Während des Einspruchsverfahrens hatte das FA die Vollziehung des VSt-Bescheides 1981 in Höhe von . . . DM bis einen Monat nach Bekanntgabe der Einspruchsentscheidung ausgesetzt. Dagegen hat das FA den Ast. nach Eingang des Antrages auf Vollziehungsaussetzung beim FG mit Schreiben vom 12. September 1984 mitgeteilt, daß eine Aussetzung der Vollziehung nicht in Betracht komme, weil ernstliche Zweifel an der Rechtmäßigkeit des Bescheides nicht beständen.

Das FG hat dem Antrag auf Vollziehungsaussetzung stattgegeben und die Vollziehung des VSt-Bescheides 1981 in der Gestalt der Einspruchsentscheidung bis einen Monat nach Bekanntgabe der das Hauptverfahren abschließenden Entscheidung ausgesetzt und die Beschwerde zugelassen.

Zur Begründung seiner Entscheidung hat das FG ausgeführt: Der Antrag sei zulässig, weil Art. 3 § 7 VGFGEntlG keine Zugangs-, sondern nur eine Sachentscheidungsvoraussetzung enthalte und ein Antrag auf Aussetzung der Vollziehung, der unmittelbar beim FG gestellt werde, dadurch zulässig werden könne, daß die Zulässigkeitsvoraussetzungen nachträglich erfüllt würden, wie dies im Streitfalle geschehen sei.

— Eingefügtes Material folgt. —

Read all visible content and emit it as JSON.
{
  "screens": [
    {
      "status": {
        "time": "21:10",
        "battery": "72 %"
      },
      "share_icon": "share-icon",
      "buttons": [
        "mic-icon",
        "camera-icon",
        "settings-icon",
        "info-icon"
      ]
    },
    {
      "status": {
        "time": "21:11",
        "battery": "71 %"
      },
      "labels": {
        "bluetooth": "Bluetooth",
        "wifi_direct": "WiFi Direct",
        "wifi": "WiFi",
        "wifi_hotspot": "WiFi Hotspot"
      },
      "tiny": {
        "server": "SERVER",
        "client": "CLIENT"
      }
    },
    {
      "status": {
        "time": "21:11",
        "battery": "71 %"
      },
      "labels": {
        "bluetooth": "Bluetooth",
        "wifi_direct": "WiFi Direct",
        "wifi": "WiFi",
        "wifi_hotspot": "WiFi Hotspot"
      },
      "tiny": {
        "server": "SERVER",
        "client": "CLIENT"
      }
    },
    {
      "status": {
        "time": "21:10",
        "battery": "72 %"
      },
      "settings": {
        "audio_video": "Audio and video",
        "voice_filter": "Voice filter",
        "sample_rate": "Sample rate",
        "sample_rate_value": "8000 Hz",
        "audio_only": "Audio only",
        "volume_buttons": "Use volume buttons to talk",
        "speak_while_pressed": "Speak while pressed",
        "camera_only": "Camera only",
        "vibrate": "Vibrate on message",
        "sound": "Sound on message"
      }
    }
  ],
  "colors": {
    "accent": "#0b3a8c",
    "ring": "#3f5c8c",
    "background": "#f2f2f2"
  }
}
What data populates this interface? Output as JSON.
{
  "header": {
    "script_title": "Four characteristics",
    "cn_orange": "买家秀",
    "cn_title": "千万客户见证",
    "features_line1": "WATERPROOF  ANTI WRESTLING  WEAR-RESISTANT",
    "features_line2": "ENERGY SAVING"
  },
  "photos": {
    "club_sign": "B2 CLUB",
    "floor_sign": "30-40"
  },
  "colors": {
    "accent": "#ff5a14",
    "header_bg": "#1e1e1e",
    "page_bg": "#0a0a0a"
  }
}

Der Antrag sei auch begründet. Soweit den Ast. der Abzug der Kaufpreisschuld in Höhe von . . . DM versagt worden sei, beständen ernstliche Zweifel an der Rechtmäßigkeit des angefochtenen Bescheides (vgl. vor allem das Urteil des BFH vom 3. März 1978 III R 7/76, BFHE 125, 75, BStBl II 1978, 398). Das FA hat Beschwerde eingelegt und in erster Linie die Unzulässigkeit des Antrags auf Vollziehungsaussetzung geltend gemacht. Darüber hinaus hat es die Auffassung vertreten, es sei nicht ernstlich zweifelhaft, daß die Ast. bei der strittigen VSt-Festsetzung die Kaufpreisschuld nicht abziehen könnten. Auch der Anspruch auf Übertragung des gekauften Grundstücks sei nicht anzusetzen.

 

Entscheidungsgründe

Die Beschwerde des FA führt zur Aufhebung des angefochtenen Beschlusses und zur Abweisung des Antrages auf Aussetzung der Vollziehung als unzulässig.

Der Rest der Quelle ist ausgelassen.